One element that made Nostalgia completely broken was the fact that when you saved your health and magic points were always completely healed. So if you were in an area with monsters giving high EXP you could just train for 20 minutes and level up substantially. This is probably the easiest game that I have ever had the privilege to play where I could level up so quickly, and bosses were usually a breeze because of this. In fact, as I mentioned earlier, airship battles were actually more challenging than most boss battles. Why would the game be made like this?!

Nostalgia was developed in part by Matrix Software, the people behind the DS remakes of Final Fantasy III and IV. Now those were alright looking games but they were successful because they had a great story behind them. Nostalgia looks alright but the gameplay and story are so basic that Matrix’s contributions to the game are a sad sight to see. There are a few in-game animations that are hardly impressive to say the least, and the only potential I saw in these animations were at the very end when the story actually briefly became interesting. I’m sorry to say that yes, it takes until the very end for the game to become interesting in its storyline. Such a shame!
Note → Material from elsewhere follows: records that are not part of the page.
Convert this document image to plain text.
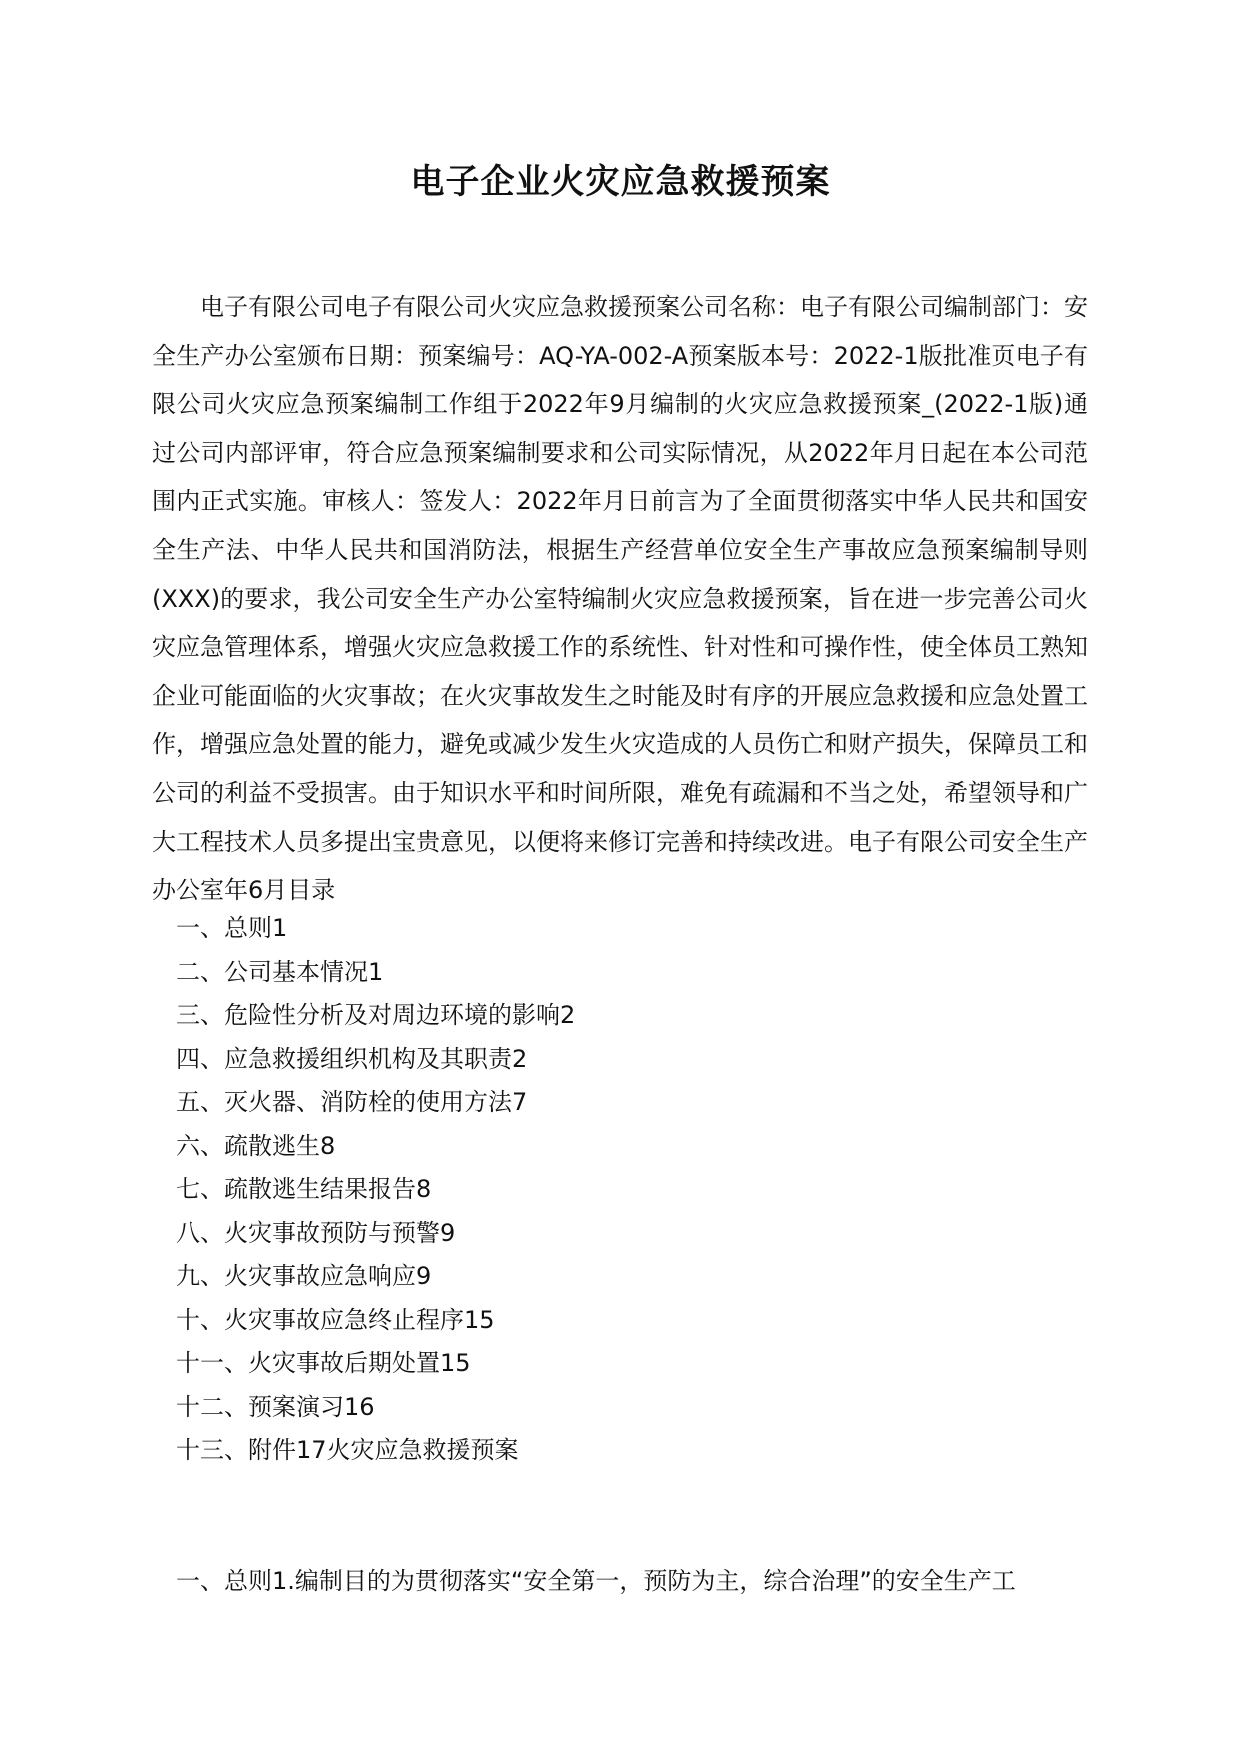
电子企业火灾应急救援预案

电子有限公司电子有限公司火灾应急救援预案公司名称：电子有限公司编制部门：安全生产办公室颁布日期：预案编号：AQ-YA-002-A预案版本号：2022-1版批准页电子有限公司火灾应急预案编制工作组于2022年9月编制的火灾应急救援预案_(2022-1版)通过公司内部评审，符合应急预案编制要求和公司实际情况，从2022年月日起在本公司范围内正式实施。审核人：签发人：2022年月日前言为了全面贯彻落实中华人民共和国安全生产法、中华人民共和国消防法，根据生产经营单位安全生产事故应急预案编制导则(XXX)的要求，我公司安全生产办公室特编制火灾应急救援预案，旨在进一步完善公司火灾应急管理体系，增强火灾应急救援工作的系统性、针对性和可操作性，使全体员工熟知企业可能面临的火灾事故；在火灾事故发生之时能及时有序的开展应急救援和应急处置工作，增强应急处置的能力，避免或减少发生火灾造成的人员伤亡和财产损失，保障员工和公司的利益不受损害。由于知识水平和时间所限，难免有疏漏和不当之处，希望领导和广大工程技术人员多提出宝贵意见，以便将来修订完善和持续改进。电子有限公司安全生产办公室年6月目录

一、总则1
二、公司基本情况1
三、危险性分析及对周边环境的影响2
四、应急救援组织机构及其职责2
五、灭火器、消防栓的使用方法7
六、疏散逃生8
七、疏散逃生结果报告8
八、火灾事故预防与预警9
九、火灾事故应急响应9
十、火灾事故应急终止程序15
十一、火灾事故后期处置15
十二、预案演习16
十三、附件17火灾应急救援预案

一、总则1.编制目的为贯彻落实“安全第一，预防为主，综合治理”的安全生产工
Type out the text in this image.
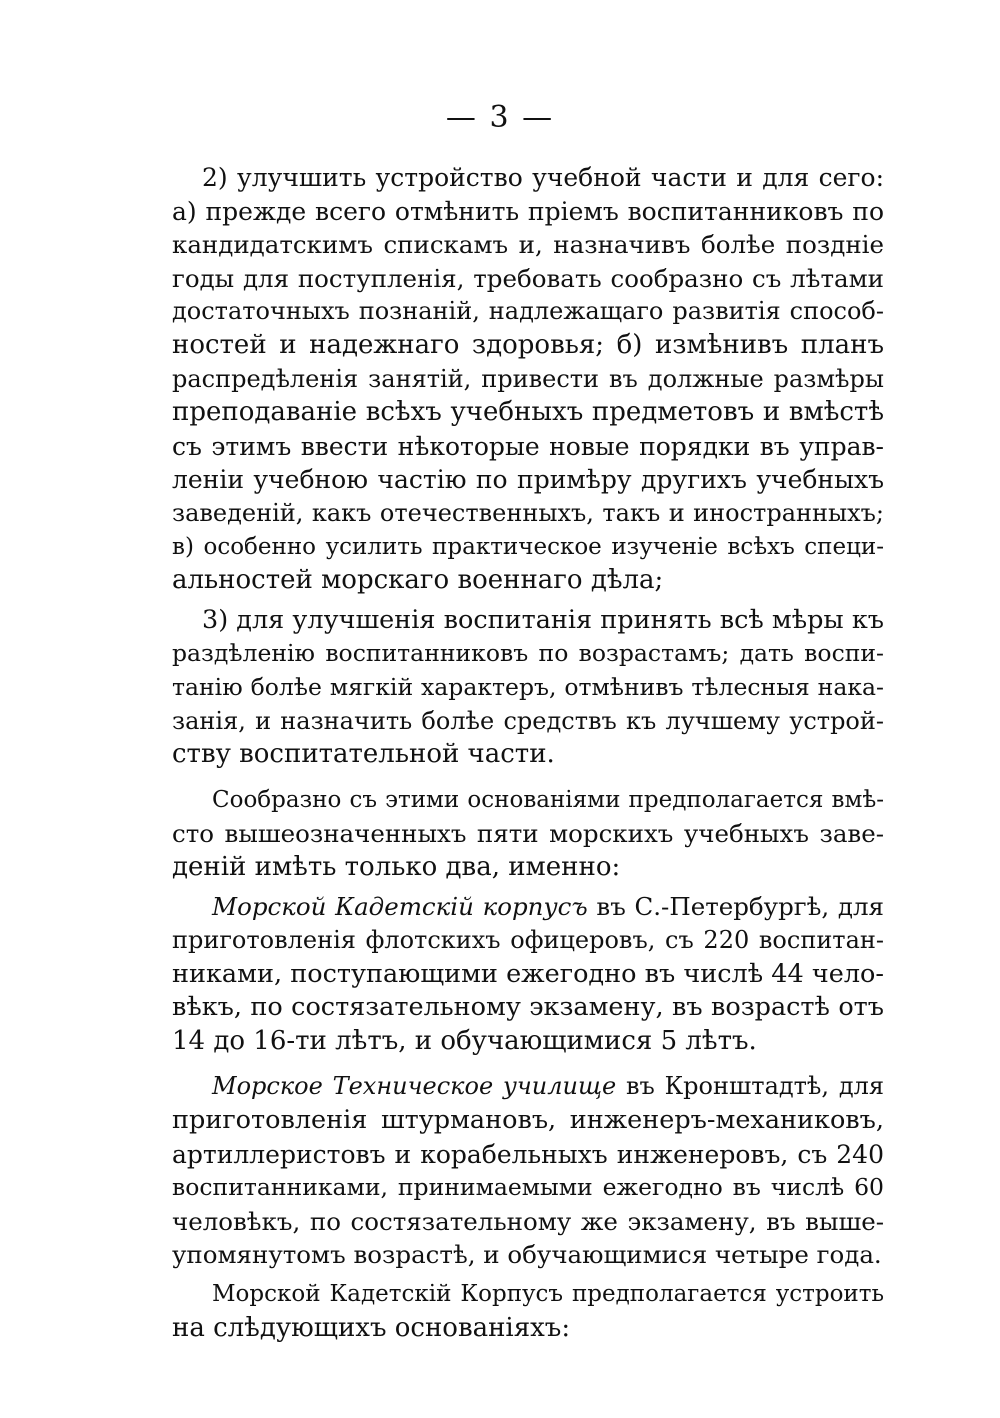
— 3 —
2) улучшить устройство учебной части и для сего:
а) прежде всего отмѣнить пріемъ воспитанниковъ по
кандидатскимъ спискамъ и, назначивъ болѣе поздніе
годы для поступленія, требовать сообразно съ лѣтами
достаточныхъ познаній, надлежащаго развитія способ-
ностей и надежнаго здоровья; б) измѣнивъ планъ
распредѣленія занятій, привести въ должные размѣры
преподаваніе всѣхъ учебныхъ предметовъ и вмѣстѣ
съ этимъ ввести нѣкоторые новые порядки въ управ-
леніи учебною частію по примѣру другихъ учебныхъ
заведеній, какъ отечественныхъ, такъ и иностранныхъ;
в) особенно усилить практическое изученіе всѣхъ специ-
альностей морскаго военнаго дѣла;
3) для улучшенія воспитанія принять всѣ мѣры къ
раздѣленію воспитанниковъ по возрастамъ; дать воспи-
танію болѣе мягкій характеръ, отмѣнивъ тѣлесныя нака-
занія, и назначить болѣе средствъ къ лучшему устрой-
ству воспитательной части.
Сообразно съ этими основаніями предполагается вмѣ-
сто вышеозначенныхъ пяти морскихъ учебныхъ заве-
деній имѣть только два, именно:
Морской Кадетскій корпусъ въ С.-Петербургѣ, для
приготовленія флотскихъ офицеровъ, съ 220 воспитан-
никами, поступающими ежегодно въ числѣ 44 чело-
вѣкъ, по состязательному экзамену, въ возрастѣ отъ
14 до 16-ти лѣтъ, и обучающимися 5 лѣтъ.
Морское Техническое училище въ Кронштадтѣ, для
приготовленія штурмановъ, инженеръ-механиковъ,
артиллеристовъ и корабельныхъ инженеровъ, съ 240
воспитанниками, принимаемыми ежегодно въ числѣ 60
человѣкъ, по состязательному же экзамену, въ выше-
упомянутомъ возрастѣ, и обучающимися четыре года.
Морской Кадетскій Корпусъ предполагается устроить
на слѣдующихъ основаніяхъ:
Nostalgia is a fake title for an RPG that is so basic it should be renamed “How to Play a JRPG” or something to that like. I know this review is entirely negative but there really isn’t anything nice to say about it. Okay I can find one complement: the artwork for the game is nice to look at. You can see it in the intro movie and at the very end. Whoever drew those pieces did a good job at portraying a concept for what should have been a good game. The characters actually look like they have some life behind them, instead of the simple-minded drones that we got in the game. The one thing that may have been nostalgic was how quickly the characters were able to get over a death or some grand emotional moment and move on in the quest at a fast pace. This reminded me of Final Fantasy IV for example, but then I realized these scenes were more comical instead of nostalgic to watch. I’m sorry Nostalgia, but you are nothing that resembles the name.



Title: Nostalgia
Developer: Matrix Software, Red Entertainment
Genre: Japanese Role-Playing Game
Year: 2008 (JP) 2009 (NA)
Platform: Nintendo DS (Played on a Nintendo 3DS)
Completion: In-game timer states that I played for roughly 21 hours, but my 3DS stats application says I played for over 24 hours; this is due to dying a few times in ridiculous airship battles. Did not attempt any sidequests as the main adventure was more than enough, although rewards for these quests are additional character information, gold, and weapons/armor.